Mittwoch, 26. Juli 2023

Das mache ich mit links

Vor ein paar Wochen habe ich mich bei der Handarbeit verletzt und musste ein paar Tage mit einem Verband herumlaufen. Nicht gerade spektakulär, aber die rechte Hand stand für die üblichen Tätigkeiten wenig bis gar nicht zur Verfügung. Die Kaffeemaschine kann ich auch mit links bedienen, auch im restlichen Alltag ist die temporäre Einschränkung zu verkraften, ja selbst auf der Tastatur kann man mit verringerter Geschwindigkeit weiterarbeiten.

Ganz anders bei der Handschrift. Den Stift in der linken Hand nehme ich Anlauf, mir in gewohnter Weise Notizen zu machen. Es geht nicht. Heraus kommt trotz viel Anstrengung ein nahezu unlesbares Gekritzel und Gekrakel. Upps, denke ich, das ist ja schon bemerkenswert. Ich weiß, was ich schreiben will, kenne die Buchstaben und die Bewegung, um diese zu Papier zu bringen und trotzdem ist die Qualität mangelhaft und es fällt mir schwer, sie innerhalb kurzer Zeit wieder zu steigern.

Das mache ich mit links
Liebe McKinseys dieser Welt, so geht es allen Mitarbeitern, wenn man bei ihnen mal so eben die gewohnten Abläufe und Prozesse verändert. Den routinierten Kollegen ist klar, wie sie ein „e“ schreiben sollen, aber in der neuen Software und eingebettet in ungewohnte Prozesse oder geänderter Software wird selbst diese bis dahin schlafwandlerisch ausgeführte Aufgabe zur Herausforderung.

Changemanagement also, bei meinem kleinen Unfall wäre das der Change von rechts zu links. Harmlos, wie es auf den ersten Blick scheint. Und dennoch ist eine ausgewachsene Schulung mit Übungsteil (Schreibtraining) notwendig, um mit einer gewissen Geduld und mit Verständnis für den zwischenzeitlichen Qualitätseinbruch vielleicht den vorher etablierten Zustand (leserliche Schrift) wieder zu erlangen.

Probieren Sie es! Schreiben Sie mal so lange mit links, bis es tatsächlich wieder aussieht wie mit rechts. Das schafft Verständnis dafür, wie mühsam die Neuausrichtung ist, dass es nicht reicht, den Change zu kommunizieren und Anweisungen zu erlassen. Es genügt auch nicht, die Mitarbeiter von der Notwendigkeit zu überzeugen und die Übergangsphase als temporären Durchhänger in der Planung zu berücksichtigen. Man muss auch verstehen, dass es Ausführende gibt, die aus welchem Grund auch immer sehr lange für die Umgewöhnung brauchen oder schlimmstenfalls überhaupt nicht damit zu Recht kommen.

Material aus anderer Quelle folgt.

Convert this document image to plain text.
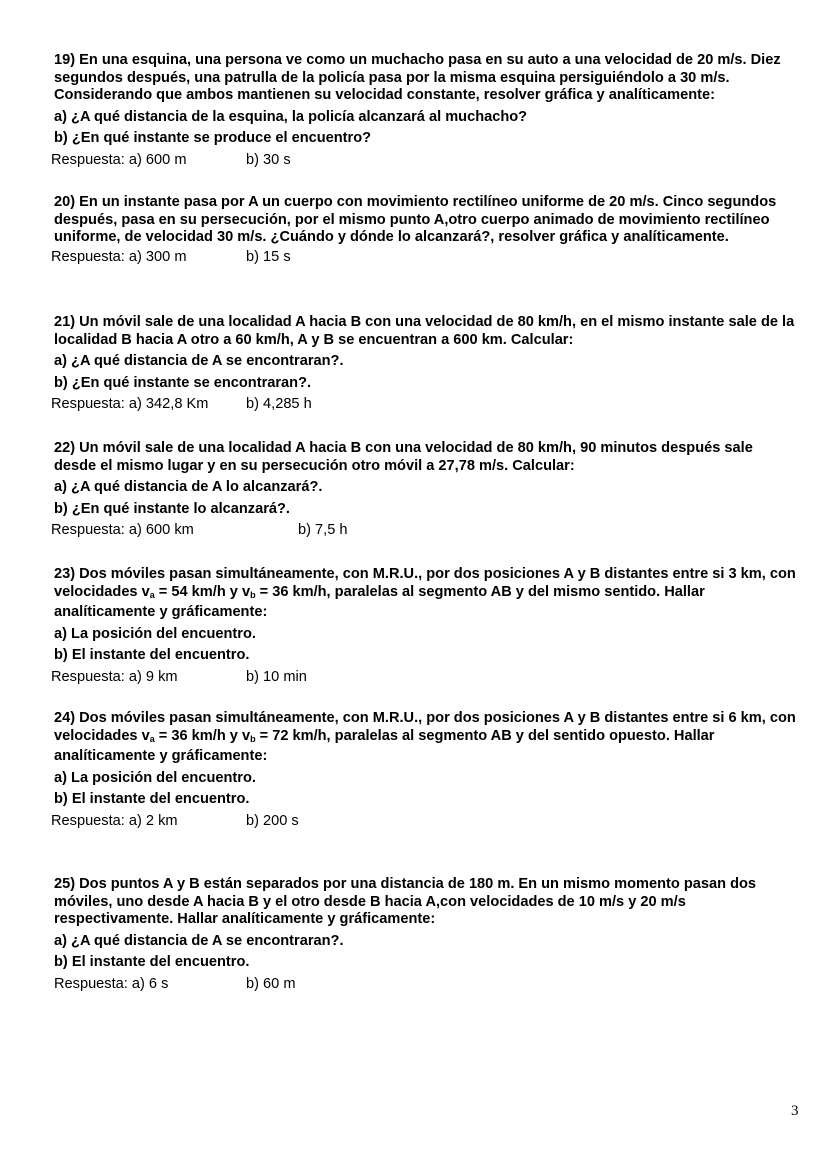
19) En una esquina, una persona ve como un muchacho pasa en su auto a una velocidad de 20 m/s. Diez segundos después, una patrulla de la policía pasa por la misma esquina persiguiéndolo a 30 m/s. Considerando que ambos mantienen su velocidad constante, resolver gráfica y analíticamente:
a) ¿A qué distancia de la esquina, la policía alcanzará al muchacho?
b) ¿En qué instante se produce el encuentro?
Respuesta: a) 600 m	b) 30 s
20) En un instante pasa por A un cuerpo con movimiento rectilíneo uniforme de 20 m/s. Cinco segundos después, pasa en su persecución, por el mismo punto A,otro cuerpo animado de movimiento rectilíneo uniforme, de velocidad 30 m/s. ¿Cuándo y dónde lo alcanzará?, resolver gráfica y analíticamente.
Respuesta: a) 300 m	b) 15 s
21) Un móvil sale de una localidad A hacia B con una velocidad de 80 km/h, en el mismo instante sale de la localidad B hacia A otro a 60 km/h, A y B se encuentran a 600 km. Calcular:
a) ¿A qué distancia de A se encontraran?.
b) ¿En qué instante se encontraran?.
Respuesta: a) 342,8 Km	b) 4,285 h
22) Un móvil sale de una localidad A hacia B con una velocidad de 80 km/h, 90 minutos después sale desde el mismo lugar y en su persecución otro móvil a 27,78 m/s. Calcular:
a) ¿A qué distancia de A lo alcanzará?.
b) ¿En qué instante lo alcanzará?.
Respuesta: a) 600 km	b) 7,5 h
23) Dos móviles pasan simultáneamente, con M.R.U., por dos posiciones A y B distantes entre si 3 km, con velocidades $v_a = 54$ km/h y $v_b = 36$ km/h, paralelas al segmento AB y del mismo sentido. Hallar analíticamente y gráficamente:
a) La posición del encuentro.
b) El instante del encuentro.
Respuesta: a) 9 km	b) 10 min
24) Dos móviles pasan simultáneamente, con M.R.U., por dos posiciones A y B distantes entre si 6 km, con velocidades $v_a = 36$ km/h y $v_b = 72$ km/h, paralelas al segmento AB y del sentido opuesto. Hallar analíticamente y gráficamente:
a) La posición del encuentro.
b) El instante del encuentro.
Respuesta: a) 2 km	b) 200 s
25) Dos puntos A y B están separados por una distancia de 180 m. En un mismo momento pasan dos móviles, uno desde A hacia B y el otro desde B hacia A,con velocidades de 10 m/s y 20 m/s respectivamente. Hallar analíticamente y gráficamente:
a) ¿A qué distancia de A se encontraran?.
b) El instante del encuentro.
Respuesta: a) 6 s	b) 60 m
3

In Einzelfällen geben die Ausführenden auch schlichtweg auf. „In meinem Alter lerne ich das nicht mehr.“ Als Aussage ist das nachweislich falsch oder zumindest höchst unwahrscheinlich, vielmehr handelt es sich um einen Mangel an Überzeugung zum Mitmachen. Aber wer ein neues Tool vorgehalten bekommt und höchstens eine Einweisung erfährt, ist schnell an dem Punkt, dass er mangels Motivation die Umstellung verweigert.